Cache coherency deals with read/write ordering for a single memory location in the presence of caches, while memory consistency is about ordering accesses across all locations with/without caches.
Normally, processors/compilers guarantee weak memory ordering, requiring the programmer to insert appropriate synchronisation events to ensure memory consistency.
My question is if programmers anyway have to insert these events, is it possible to achieve memory consistency without cache coherency in cache-based processors? What are the trade-offs here? As far as I know, GPUs don't have coherent caches, so, it should be indeed possible.
My intuition is that synchronisation events would become terribly slow without cache coherency, because whole caches might need to be invalidated/flushed at syncs, instead of specific lines getting flushed/invalidated continuously in the background through the coherency machinery. But I could not find any material discussing these trade-offs (and neither did chatGPT help ;)).
There is a section on this in the book, "Parallel Computer Architecture: A Hardware/Software Approach" (perhaps a bit outdated).

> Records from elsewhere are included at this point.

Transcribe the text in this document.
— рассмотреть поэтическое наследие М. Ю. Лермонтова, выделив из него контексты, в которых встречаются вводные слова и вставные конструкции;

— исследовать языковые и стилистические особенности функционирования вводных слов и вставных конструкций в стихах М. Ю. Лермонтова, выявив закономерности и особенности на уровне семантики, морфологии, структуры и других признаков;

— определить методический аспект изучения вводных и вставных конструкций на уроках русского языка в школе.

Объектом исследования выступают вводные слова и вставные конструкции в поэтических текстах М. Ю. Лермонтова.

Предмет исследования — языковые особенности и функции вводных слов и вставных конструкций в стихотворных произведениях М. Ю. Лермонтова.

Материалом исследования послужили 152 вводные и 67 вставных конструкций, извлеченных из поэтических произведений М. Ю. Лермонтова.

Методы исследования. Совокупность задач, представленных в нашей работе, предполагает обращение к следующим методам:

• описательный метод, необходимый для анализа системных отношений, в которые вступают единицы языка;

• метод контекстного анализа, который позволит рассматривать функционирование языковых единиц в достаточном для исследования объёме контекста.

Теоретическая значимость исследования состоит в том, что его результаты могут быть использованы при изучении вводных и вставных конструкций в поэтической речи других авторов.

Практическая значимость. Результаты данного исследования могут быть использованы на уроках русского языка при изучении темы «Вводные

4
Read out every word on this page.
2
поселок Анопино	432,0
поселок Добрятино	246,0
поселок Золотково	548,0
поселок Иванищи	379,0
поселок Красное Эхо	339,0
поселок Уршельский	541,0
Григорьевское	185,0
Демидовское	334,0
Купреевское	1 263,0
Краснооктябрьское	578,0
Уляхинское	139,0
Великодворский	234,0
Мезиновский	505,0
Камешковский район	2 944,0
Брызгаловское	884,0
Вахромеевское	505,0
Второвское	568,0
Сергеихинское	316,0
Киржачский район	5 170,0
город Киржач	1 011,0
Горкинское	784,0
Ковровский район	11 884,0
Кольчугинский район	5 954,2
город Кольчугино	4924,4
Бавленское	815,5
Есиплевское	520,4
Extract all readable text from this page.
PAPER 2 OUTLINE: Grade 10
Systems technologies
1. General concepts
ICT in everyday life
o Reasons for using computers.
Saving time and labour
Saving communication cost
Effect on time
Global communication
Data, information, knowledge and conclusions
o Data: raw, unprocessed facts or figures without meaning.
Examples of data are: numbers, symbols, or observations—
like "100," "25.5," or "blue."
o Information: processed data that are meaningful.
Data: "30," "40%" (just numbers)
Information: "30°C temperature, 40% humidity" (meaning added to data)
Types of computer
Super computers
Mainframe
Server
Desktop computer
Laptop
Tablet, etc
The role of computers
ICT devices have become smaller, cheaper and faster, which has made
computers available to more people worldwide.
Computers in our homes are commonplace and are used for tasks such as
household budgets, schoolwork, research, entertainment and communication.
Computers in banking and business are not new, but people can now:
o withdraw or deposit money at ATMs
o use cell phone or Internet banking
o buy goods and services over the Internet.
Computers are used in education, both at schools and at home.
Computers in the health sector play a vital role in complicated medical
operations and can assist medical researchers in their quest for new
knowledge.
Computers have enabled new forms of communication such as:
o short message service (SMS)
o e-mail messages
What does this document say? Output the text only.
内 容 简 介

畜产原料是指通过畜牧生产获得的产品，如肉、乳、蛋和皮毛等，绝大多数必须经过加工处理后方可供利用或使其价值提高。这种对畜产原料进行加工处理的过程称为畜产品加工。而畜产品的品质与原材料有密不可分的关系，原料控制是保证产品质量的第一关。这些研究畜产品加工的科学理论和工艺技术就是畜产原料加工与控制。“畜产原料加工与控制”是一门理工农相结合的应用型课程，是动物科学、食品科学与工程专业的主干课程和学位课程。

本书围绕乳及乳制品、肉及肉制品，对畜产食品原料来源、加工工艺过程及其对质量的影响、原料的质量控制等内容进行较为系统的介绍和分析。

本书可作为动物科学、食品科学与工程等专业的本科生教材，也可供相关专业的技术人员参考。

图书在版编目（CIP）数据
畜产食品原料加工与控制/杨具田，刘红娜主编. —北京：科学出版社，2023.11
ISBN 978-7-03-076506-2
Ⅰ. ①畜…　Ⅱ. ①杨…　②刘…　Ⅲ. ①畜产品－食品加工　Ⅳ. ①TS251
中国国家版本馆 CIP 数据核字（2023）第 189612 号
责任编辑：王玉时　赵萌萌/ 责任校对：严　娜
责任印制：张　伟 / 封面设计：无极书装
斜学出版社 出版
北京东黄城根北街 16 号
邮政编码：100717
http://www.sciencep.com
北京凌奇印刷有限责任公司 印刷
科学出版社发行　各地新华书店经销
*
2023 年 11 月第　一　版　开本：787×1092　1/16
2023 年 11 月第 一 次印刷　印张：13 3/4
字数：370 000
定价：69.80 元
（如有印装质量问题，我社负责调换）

The languages based-on C++ mentioned above are:
Parallel Programming in C**: A Large-Grain Data-Parallel Programming Language
Implementing a parallel C++ runtime system for scalable parallel systems
Parallel programming in Split-C
These look like predecessors of CUDA. So, lack of coherency perhaps make sense for massively-parallel workloads, for which the relatively slow synchronizations (due to a lack of coherency) could still account for only a tiny fraction of the overall runtime.
CRAY T3D and T3E indeed had a shared address space without hardware-supported coherency.